An ensemble of machine-learning algorithms could help improve the accuracy of breast cancer screenings when used in combination with assessments from radiologists, according to a study published by Schaffter et al in JAMA Network Open.
The study was based on results from the Digital Mammography (DM) DREAM Challenge, a crowd-sourced competition to engage an international scientific community to assess whether artificial intelligence (AI) algorithms could meet or beat radiologist interpretive accuracy.
Photo credit: Getty
“Based on our findings, adding AI to radiologists’ interpretation could potentially prevent 500,000 unnecessary diagnostic workups each year in the United States. Robust clinical validation is necessary, however, before any AI algorithm can be adopted broadly,” said Christoph Lee, MD, MS, Professor of Radiology at the University of Washington School of Medicine and physician at the Seattle Cancer Care Alliance; he was the lead radiologist for the Challenge and co–first author of the paper.
Algorithm Details
Algorithms used solely images (challenge 1) or used a combination of images, previous examinations (if available), and clinical and demographic risk factor data (challenge 2). The algorithms then output a score that translated to yes/no for cancer within 12 months. An ensemble method—which aggregated the top-performing algorithms and radiologists’ recall assessment—was developed and then tested.
A total of 144,231 screening mammograms from 85,580 women in the United States, 952 of which were positive for cancer ≤ 12 months from screening, were used to train the machine-learning algorithms. A second validation cohort included 166,578 examinations from 68,008 women in Sweden, 780 of whom were positive for cancer.
Results
The best algorithm achieved an area under the curve of 0.858 for the women in the United States and 0.903 for the women in Sweden, and 66.2% (U.S.) and 98.5% (Sweden) specificity at the radiologists’ sensitivity, which was lower than radiologists practicing in the community setting.
While no single algorithm outperformed radiologists, a combination of the best-performing algorithms plus radiologists' assessments improved screenings' overall accuracy—bringing the area under the curve to 0.942 and an improved specificity—92%—at the same sensitivity.

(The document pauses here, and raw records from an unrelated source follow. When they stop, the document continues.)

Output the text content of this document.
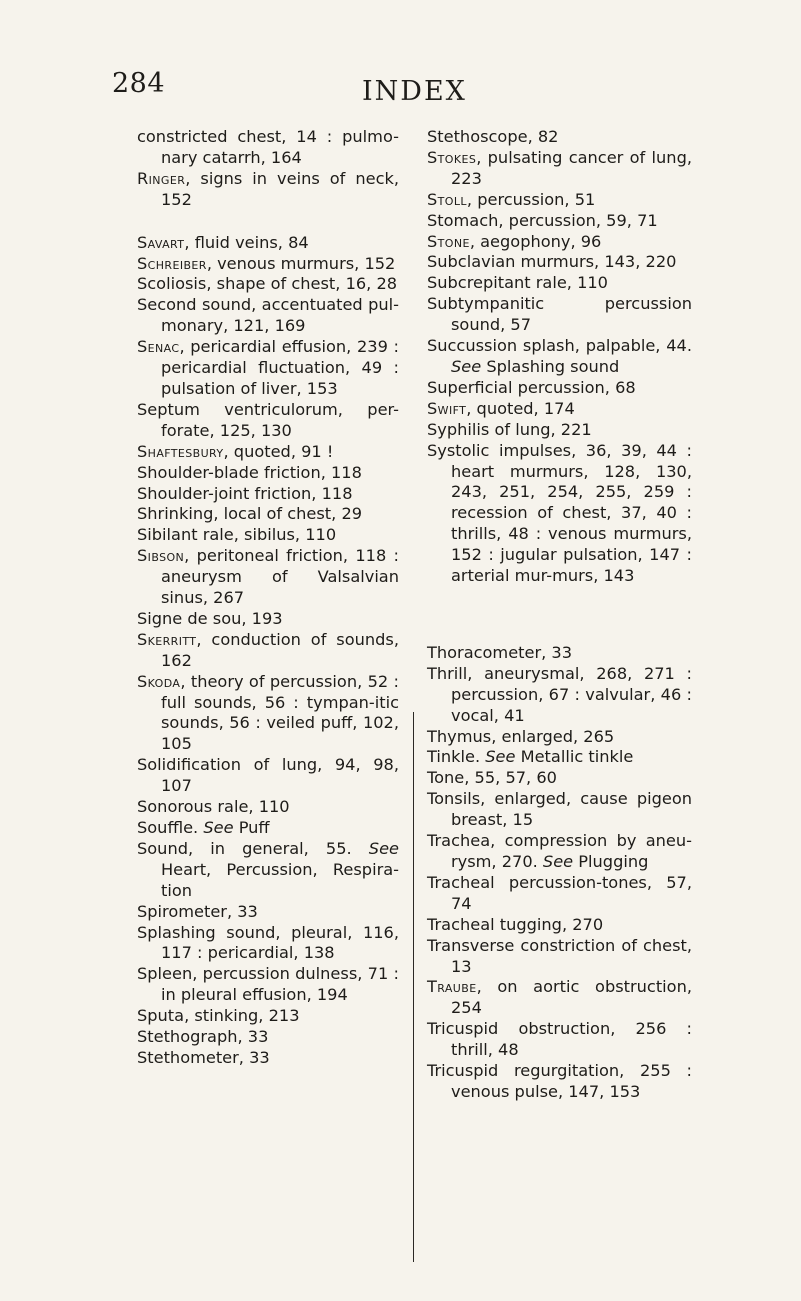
284	INDEX
constricted chest, 14 : pulmo-nary catarrh, 164
Ringer, signs in veins of neck, 152
Savart, fluid veins, 84
Schreiber, venous murmurs, 152
Scoliosis, shape of chest, 16, 28
Second sound, accentuated pul-monary, 121, 169
Senac, pericardial effusion, 239 : pericardial fluctuation, 49 : pulsation of liver, 153
Septum ventriculorum, per-forate, 125, 130
Shaftesbury, quoted, 91 !
Shoulder-blade friction, 118
Shoulder-joint friction, 118
Shrinking, local of chest, 29
Sibilant rale, sibilus, 110
Sibson, peritoneal friction, 118 : aneurysm of Valsalvian sinus, 267
Signe de sou, 193
Skerritt, conduction of sounds, 162
Skoda, theory of percussion, 52 : full sounds, 56 : tympan-itic sounds, 56 : veiled puff, 102, 105
Solidification of lung, 94, 98, 107
Sonorous rale, 110
Souffle. See Puff
Sound, in general, 55. See Heart, Percussion, Respira-tion
Spirometer, 33
Splashing sound, pleural, 116, 117 : pericardial, 138
Spleen, percussion dulness, 71 : in pleural effusion, 194
Sputa, stinking, 213
Stethograph, 33
Stethometer, 33
Stethoscope, 82
Stokes, pulsating cancer of lung, 223
Stoll, percussion, 51
Stomach, percussion, 59, 71
Stone, aegophony, 96
Subclavian murmurs, 143, 220
Subcrepitant rale, 110
Subtympanitic percussion sound, 57
Succussion splash, palpable, 44. See Splashing sound
Superficial percussion, 68
Swift, quoted, 174
Syphilis of lung, 221
Systolic impulses, 36, 39, 44 : heart murmurs, 128, 130, 243, 251, 254, 255, 259 : recession of chest, 37, 40 : thrills, 48 : venous murmurs, 152 : jugular pulsation, 147 : arterial mur-murs, 143
Thoracometer, 33
Thrill, aneurysmal, 268, 271 : percussion, 67 : valvular, 46 : vocal, 41
Thymus, enlarged, 265
Tinkle. See Metallic tinkle
Tone, 55, 57, 60
Tonsils, enlarged, cause pigeon breast, 15
Trachea, compression by aneu-rysm, 270. See Plugging
Tracheal percussion-tones, 57, 74
Tracheal tugging, 270
Transverse constriction of chest, 13
Traube, on aortic obstruction, 254
Tricuspid obstruction, 256 : thrill, 48
Tricuspid regurgitation, 255 : venous pulse, 147, 153
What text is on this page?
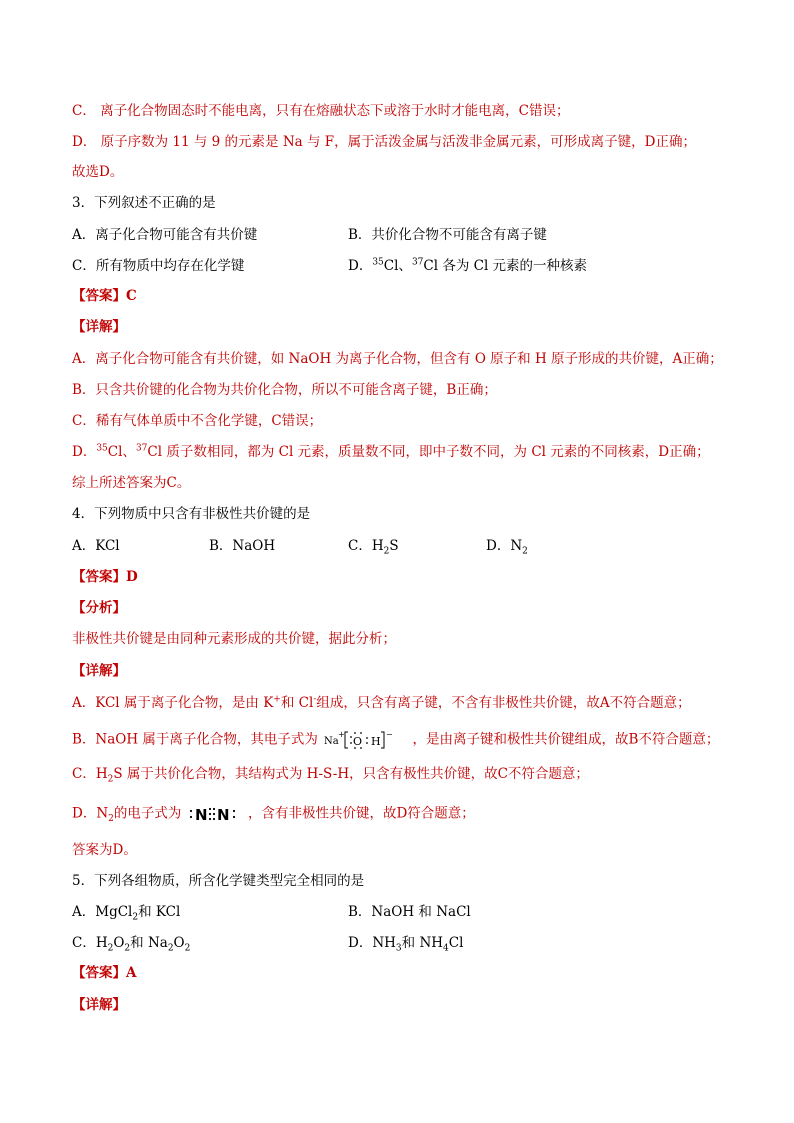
C． 离子化合物固态时不能电离，只有在熔融状态下或溶于水时才能电离，C错误；
D． 原子序数为 11 与 9 的元素是 Na 与 F，属于活泼金属与活泼非金属元素，可形成离子键，D正确；
故选D。
3．下列叙述不正确的是
A．离子化合物可能含有共价键	B．共价化合物不可能含有离子键
C．所有物质中均存在化学键	D．$^{35}$Cl、$^{37}$Cl 各为 Cl 元素的一种核素
【答案】C
【详解】
A．离子化合物可能含有共价键，如 NaOH 为离子化合物，但含有 O 原子和 H 原子形成的共价键，A正确；
B．只含共价键的化合物为共价化合物，所以不可能含离子键，B正确；
C．稀有气体单质中不含化学键，C错误；
D．$^{35}$Cl、$^{37}$Cl 质子数相同，都为 Cl 元素，质量数不同，即中子数不同，为 Cl 元素的不同核素，D正确；
综上所述答案为C。
4．下列物质中只含有非极性共价键的是
A．KCl	B．NaOH	C．$H_2S$	D．$N_2$
【答案】D
【分析】
非极性共价键是由同种元素形成的共价键，据此分析；
【详解】
A．KCl 属于离子化合物，是由 K+和 Cl-组成，只含有离子键，不含有非极性共价键，故A不符合题意；
B．NaOH 属于离子化合物，其电子式为 Na
+
O H
− ，是由离子键和极性共价键组成，故B不符合题意；
C．$H_2S$ 属于共价化合物，其结构式为 H-S-H，只含有极性共价键，故C不符合题意；
D．$N_2$的电子式为 N N ，含有非极性共价键，故D符合题意；
答案为D。
5．下列各组物质，所含化学键类型完全相同的是
A．MgCl$_2$和 KCl	B．NaOH 和 NaCl
C．$H_2O_2$和 $Na_2O_2$	D．$NH_3$和 $NH_4Cl$
【答案】A
【详解】
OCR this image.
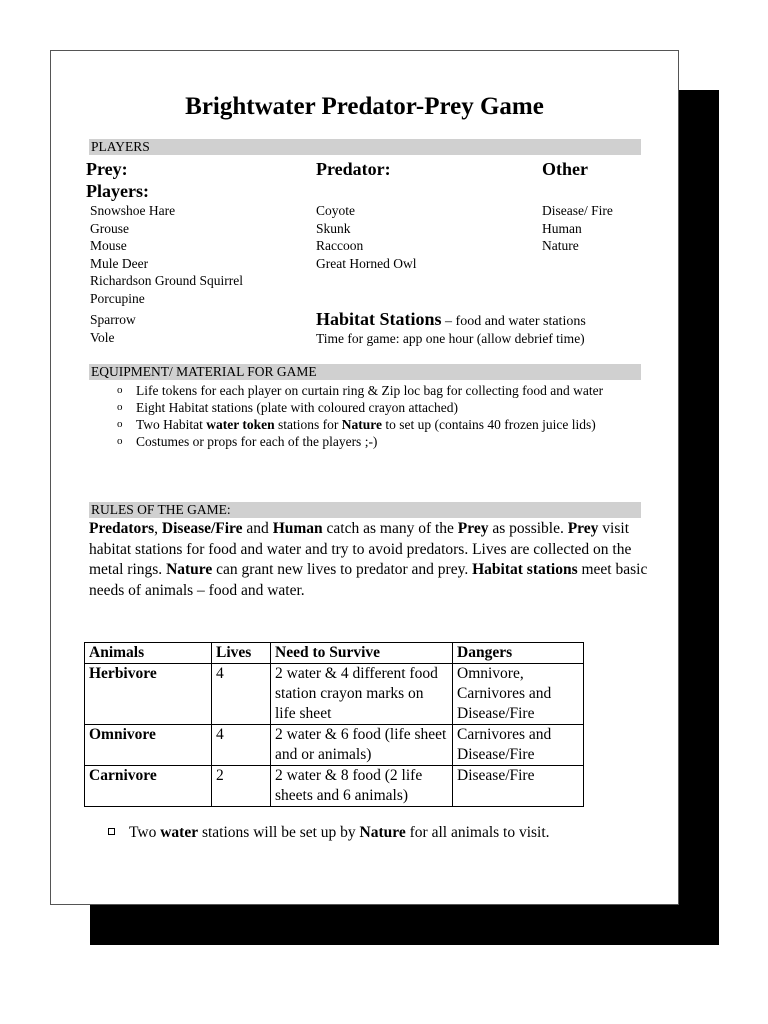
Brightwater Predator-Prey Game
PLAYERS
Prey:
Players:
Snowshoe Hare
Grouse
Mouse
Mule Deer
Richardson Ground Squirrel
Porcupine
Sparrow
Vole
Predator:
Coyote
Skunk
Raccoon
Great Horned Owl
Other
Disease/ Fire
Human
Nature
Habitat Stations – food and water stations
Time for game: app one hour (allow debrief time)
EQUIPMENT/ MATERIAL FOR GAME
o Life tokens for each player on curtain ring & Zip loc bag for collecting food and water
o Eight Habitat stations (plate with coloured crayon attached)
o Two Habitat water token stations for Nature to set up (contains 40 frozen juice lids)
o Costumes or props for each of the players ;-)
RULES OF THE GAME:
Predators, Disease/Fire and Human catch as many of the Prey as possible. Prey visit habitat stations for food and water and try to avoid predators. Lives are collected on the metal rings. Nature can grant new lives to predator and prey. Habitat stations meet basic needs of animals – food and water.
Animals	Lives	Need to Survive	Dangers
Herbivore	4	2 water & 4 different food station crayon marks on life sheet	Omnivore, Carnivores and Disease/Fire
Omnivore	4	2 water & 6 food (life sheet and or animals)	Carnivores and Disease/Fire
Carnivore	2	2 water & 8 food (2 life sheets and 6 animals)	Disease/Fire
Two water stations will be set up by Nature for all animals to visit.
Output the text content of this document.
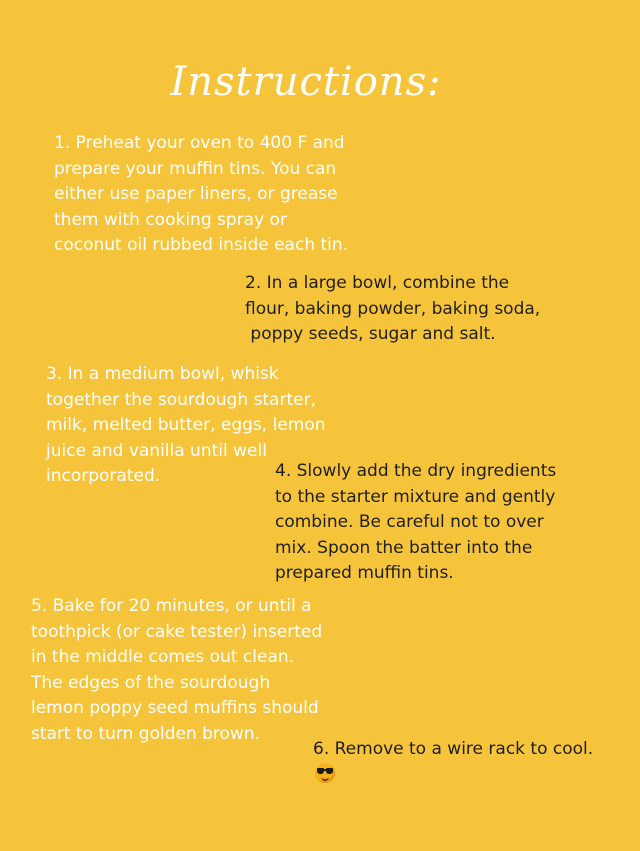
Instructions:

1. Preheat your oven to 400 F and
prepare your muffin tins. You can
either use paper liners, or grease
them with cooking spray or
coconut oil rubbed inside each tin.

2. In a large bowl, combine the
flour, baking powder, baking soda,
poppy seeds, sugar and salt.

3. In a medium bowl, whisk
together the sourdough starter,
milk, melted butter, eggs, lemon
juice and vanilla until well
incorporated.	4. Slowly add the dry ingredients
to the starter mixture and gently
combine. Be careful not to over
mix. Spoon the batter into the
prepared muffin tins.

5. Bake for 20 minutes, or until a
toothpick (or cake tester) inserted
in the middle comes out clean.
The edges of the sourdough
lemon poppy seed muffins should
start to turn golden brown.

6. Remove to a wire rack to cool.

Gustavo Stolovitzky, Director of the IBM Translational Systems Biology and Nanobiotechnology Program and Founder of the DREAM Challenge, added, “Our study suggests that an algorithmic combination of AI and radiologist interpretations could provide a mechanism for significantly reducing unnecessary diagnostic workups in the United States alone.”
Disclosure: The researchers’ funding included the National Cancer Institute and American Cancer Society. For full disclosures of the study authors, visit jamanetwork.com.